I decide I am not interested in talking to someone who so blatantly ignores my instructions, so I write a "no!" on his application and put it in the back of the pile.

Three months later, I decide that perhaps I should at least interview him - that maybe there was something lost in translation between Fenwick and English. So I send him an email asking for an interview. We arrange a date. I instruct him to prepare a ten-minute presentation on the topic of his choice. I want to see if he can teach. I don't care what he tries to teach me - it could be how to change a tire - I just want to know if he can teach.

You can tell a lot in just a ten-minute presentation about someone's teaching ability. I was surprised at how easy it is to tell if someone is a good teacher or a bad teacher. The top instructors I have talked to are university professors. It is coincidence, I suppose, that they got their PhDs in the US, although that probably accounts for their English fluency.

My Fenwick colleague, Ping, and I get Slick on skype.

Twenty seconds into the call, Slick's cellphone rings.

He takes the call.

He gets off the call and explains that he is very busy. I suggest that we reschedule for a better time. He tells me there won't be a better time.

We start talking. His phone rings. Again.

"Would you please turn off the ringer?" I ask.

He refuses.

His phone rings again. And again. "I am supposed to be on a conference call," he explains.

"Let's reschedule," I say.

No, no, no, he insists.

Fine. Whatever.

At this point, I am putting stuff on facebook about the interview. My friend Amy asks why I am continuing the interview. "Because I want more material," I tell her. I am already pretty sure I will not be hiring this guy.

I ask Slick a question. He interrupts me before I have finished. I am astonished.

The second time he interrupts, I say sharply, "I am still talking."

He still does not shut up.

I send an email to Ping. "No way!!!!!! We are not hiring this guy!"

His phone rings again. Ping asks, "Please turn off the ringer." Slick complies. I guess the trick is you have to be male to have your requests honored.

We hear a shouts through the window in Slick's room. "What's that?" I ask.

Slick rolls his eyes. "It is a salesman," he says. "This is not the United States." His tone drips with great disdain for my US-ness, my lack of understanding of life  in a developing country.
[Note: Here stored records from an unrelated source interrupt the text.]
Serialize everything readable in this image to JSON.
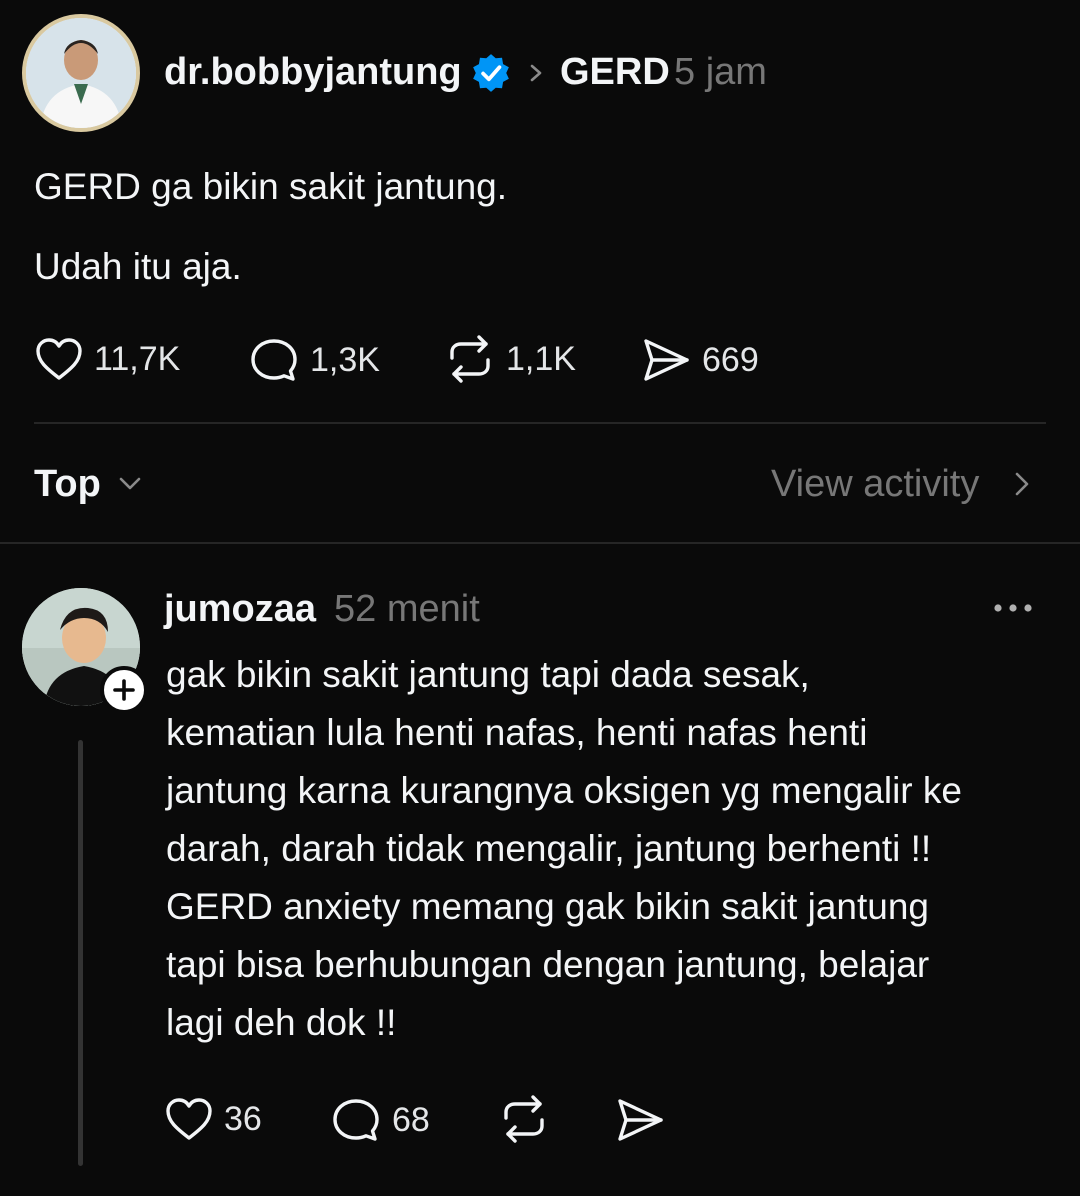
{
  "post": {
    "author": "dr.bobbyjantung",
    "topic": "GERD",
    "time": "5 jam",
    "lines": [
      "GERD ga bikin sakit jantung.",
      "Udah itu aja."
    ],
    "stats": {
      "likes": "11,7K",
      "replies": "1,3K",
      "reposts": "1,1K",
      "shares": "669"
    }
  },
  "sort": {
    "label": "Top",
    "view_activity": "View activity"
  },
  "reply": {
    "author": "jumozaa",
    "time": "52 menit",
    "lines": [
      "gak bikin sakit jantung tapi dada sesak,",
      "kematian lula henti nafas, henti nafas henti",
      "jantung karna kurangnya oksigen yg mengalir ke",
      "darah, darah tidak mengalir, jantung berhenti !!",
      "GERD anxiety memang gak bikin sakit jantung",
      "tapi bisa berhubungan dengan jantung, belajar",
      "lagi deh dok !!"
    ],
    "stats": {
      "likes": "36",
      "replies": "68"
    }
  },
  "icons": {
    "verified": "verified-badge-icon",
    "like": "heart-icon",
    "reply": "comment-icon",
    "repost": "repost-icon",
    "share": "send-icon",
    "more": "more-icon",
    "follow": "plus-icon"
  },
  "colors": {
    "background": "#0a0a0a",
    "verified": "#0095f6",
    "muted": "#777777"
  }
}
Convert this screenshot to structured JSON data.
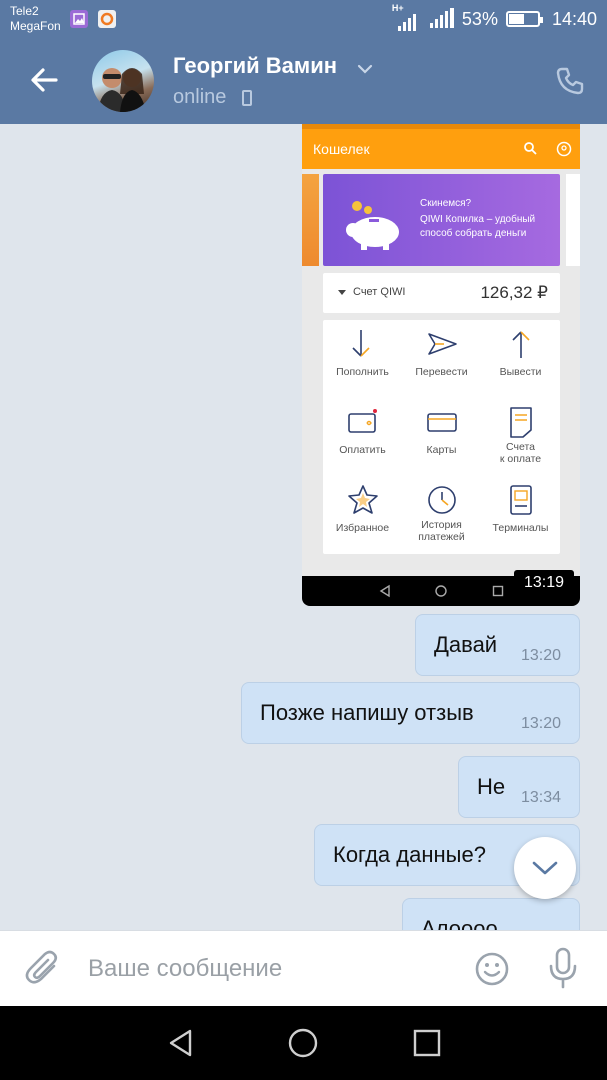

I roll my eyes back, only he can't see me, as I am not on video. (He is.) I bite back my comment that I lived in Chile for two years and regularly heard vendors outside of my office window offering everything from firewood to onions. I realize I don't care to justify myself to Slick.

I ask, "Do you have any feedback from students about your effectiveness as a teacher?"

He rolls his eyes again. (Hint to job hunters: Do not roll your eyes.)

"I am being sent to give training in India. Is that enough feedback for you?"

I take a deep breath. "I mean, do you have any numbers? What is your average rating on the post-course evaluation?"

He doesn't know.

I ask him to give Ping and me a short teaching demonstration.

He sighs. Deeply. "About what?"

"As I said in my email, where I explained what you would be doing in this interview, about any subject. Any subject at all."

He sighs again. "Fine."

He proceeds to lecture us about something - I don't remember what. Another vendor calls through the window.

I tell him, "Thanks. We'll let you know."

I hang up on him. I keep Ping on the line.

"Is there any chance you want to talk me out of my opinion that we would not touch this guy with a ten-foot pole?" I ask.

Ping laughs. "Oh no. He was horrible."

I had thought it would bother me to write a rejection note, but I took great pleasure in telling Slick that we would not be needing his services.

1 comment:

webb said...

Making the candidates teach something is a great idea. We used to do it when hiring Health Educators. Will never remember the PhD student who couldn't put together an entire grammatical sentence and whose handouts were full of typos. When we didn't hire her, she called and wanted to know why.

It took me half your post to remember where Grand Fenwick actually is. Hope you get a trip there - wink, wink!